Two, the Quad’s robust agenda comes from the recognition that China’s advantage in the region lies in its ability to invest resources and make (often false) promises of economic development. By combining resources and comparative advantages, and then providing vaccines, scholarships, investing in infrastructure, deepening climate initiatives and humanitarian and disaster relief, Quad has the potential to make a significant difference in the lives of Indo-Pacific people. – Without forcing region states to choose between the US and China, a situation that Southeast Asian countries want to avoid.
Three, quad countries recognize that future wars are in the maritime and technological domain. That is why, in Tokyo, he launched the Indo-Pacific Partnership for Sea Domain Awareness; This is in addition to the joint naval exercises already underway. That is why the Quad Working Group on emerging and critical technologies is focused on creating standards, ensuring interoperability, maintaining supplier diversity and securing semiconductors along with other steps. By establishing its presence in the maritime field and leading the technological war to China’s door, the quad has sent a clear signal that it is not threatening.

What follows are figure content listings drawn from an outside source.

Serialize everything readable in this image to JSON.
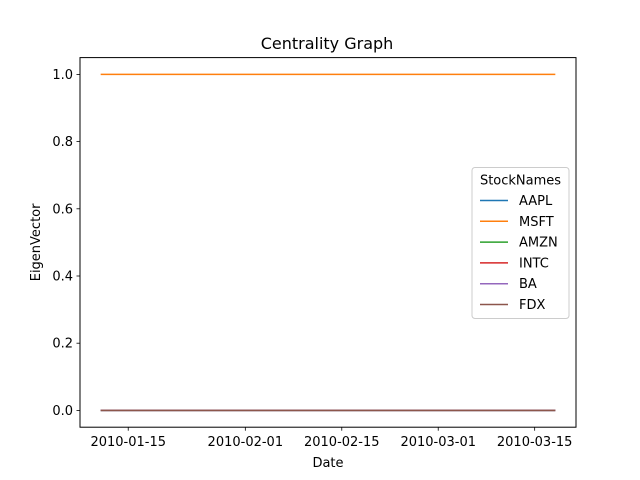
{
  "chart_data": {
    "type": "line",
    "title": "Centrality Graph",
    "xlabel": "Date",
    "ylabel": "EigenVector",
    "x": [
      "2010-01-11",
      "2010-03-18"
    ],
    "xlim": [
      "2010-01-08",
      "2010-03-21"
    ],
    "xticks": [
      "2010-01-15",
      "2010-02-01",
      "2010-02-15",
      "2010-03-01",
      "2010-03-15"
    ],
    "ylim": [
      -0.05,
      1.05
    ],
    "yticks": [
      "0.0",
      "0.2",
      "0.4",
      "0.6",
      "0.8",
      "1.0"
    ],
    "grid": false,
    "legend": {
      "title": "StockNames",
      "placement": "center-right"
    },
    "series": [
      {
        "name": "AAPL",
        "color": "#1f77b4",
        "values": [
          0,
          0
        ]
      },
      {
        "name": "MSFT",
        "color": "#ff7f0e",
        "values": [
          1,
          1
        ]
      },
      {
        "name": "AMZN",
        "color": "#2ca02c",
        "values": [
          0,
          0
        ]
      },
      {
        "name": "INTC",
        "color": "#d62728",
        "values": [
          0,
          0
        ]
      },
      {
        "name": "BA",
        "color": "#9467bd",
        "values": [
          0,
          0
        ]
      },
      {
        "name": "FDX",
        "color": "#8c564b",
        "values": [
          0,
          0
        ]
      }
    ]
  }
}
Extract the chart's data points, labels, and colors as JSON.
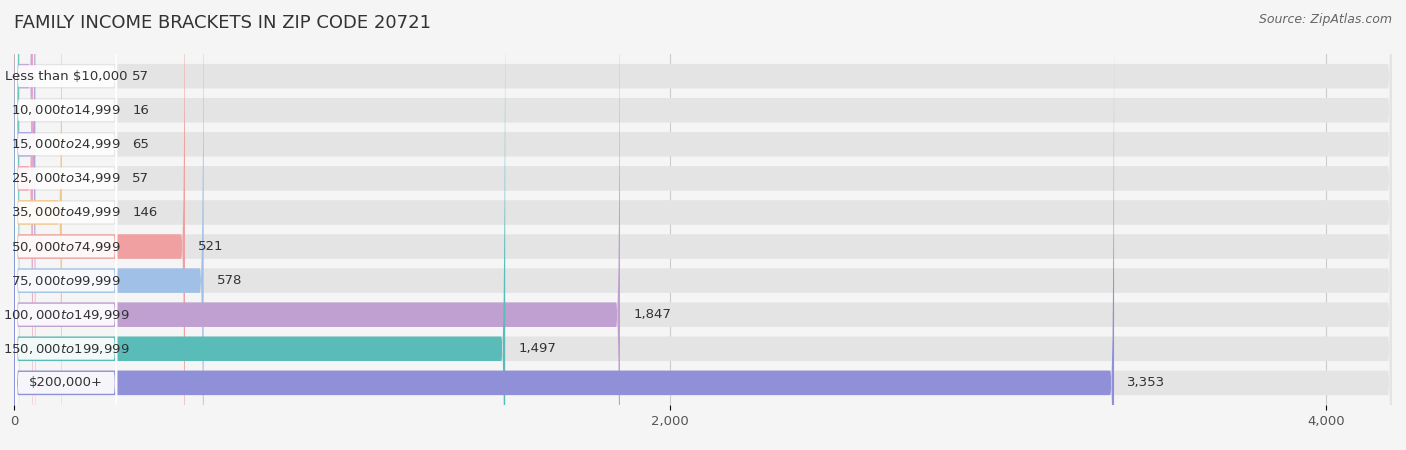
{
  "title": "FAMILY INCOME BRACKETS IN ZIP CODE 20721",
  "source": "Source: ZipAtlas.com",
  "categories": [
    "Less than $10,000",
    "$10,000 to $14,999",
    "$15,000 to $24,999",
    "$25,000 to $34,999",
    "$35,000 to $49,999",
    "$50,000 to $74,999",
    "$75,000 to $99,999",
    "$100,000 to $149,999",
    "$150,000 to $199,999",
    "$200,000+"
  ],
  "values": [
    57,
    16,
    65,
    57,
    146,
    521,
    578,
    1847,
    1497,
    3353
  ],
  "bar_colors": [
    "#c9a8d4",
    "#6ec8c4",
    "#a8a8e0",
    "#f5a0b5",
    "#f5c88a",
    "#f0a0a0",
    "#a0c0e8",
    "#c0a0d0",
    "#5abcb8",
    "#9090d8"
  ],
  "background_color": "#f5f5f5",
  "bar_background_color": "#e4e4e4",
  "label_bg_color": "#ffffff",
  "xmax": 4200,
  "xticks": [
    0,
    2000,
    4000
  ],
  "title_fontsize": 13,
  "label_fontsize": 9.5,
  "value_fontsize": 9.5,
  "source_fontsize": 9
}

And finally, the release of the Indo-Pacific Economic Framework (IPEF) is a sign that China’s economic dominance in the region is not unanimous. The IPEF does not include market access, and details of its four pillars (supply-chain resilience; clean energy, decarbonisation and infrastructure; tax and anti-corruption; and fair and resilient trade) have yet to be revealed. The US (despite the harsh political climate at home) has been able to push through a framework that plays a role in setting standards and creating new economic chains, and a dozen countries have signed on. This is just the beginning of a new economic architecture conversation, and Beijing is not happy.
None of this is intended to underestimate differences within the quad – for example, Taiwan is a major security priority for the US in the Indo-Pacific, but India has different concerns when it comes to the war in Beijing. The US, Japan and Australia are allies of the treaty and there are cases where New Delhi is not on the same page as the other three countries. It is also wrong to underestimate China. Beijing will remain the most formidable Asian power for years to come, despite recent setbacks.
But the issue of the quad, as Beijing alleges, is not to stir up conflict. It aims to avoid conflict by creating a more equal energy balance on the Indo-Pacific ground. The absence of this energy balance has led China to overreach and miscalculate in recent years. And this has made the need for a new mechanism of prevention very urgent. Tokyo’s message is a message of peace, but peace on terms acceptable to all major powers. As China goes through its most serious crisis in recent years, it may want to quietly internalize the effects of the quad and shy away from unilateral actions.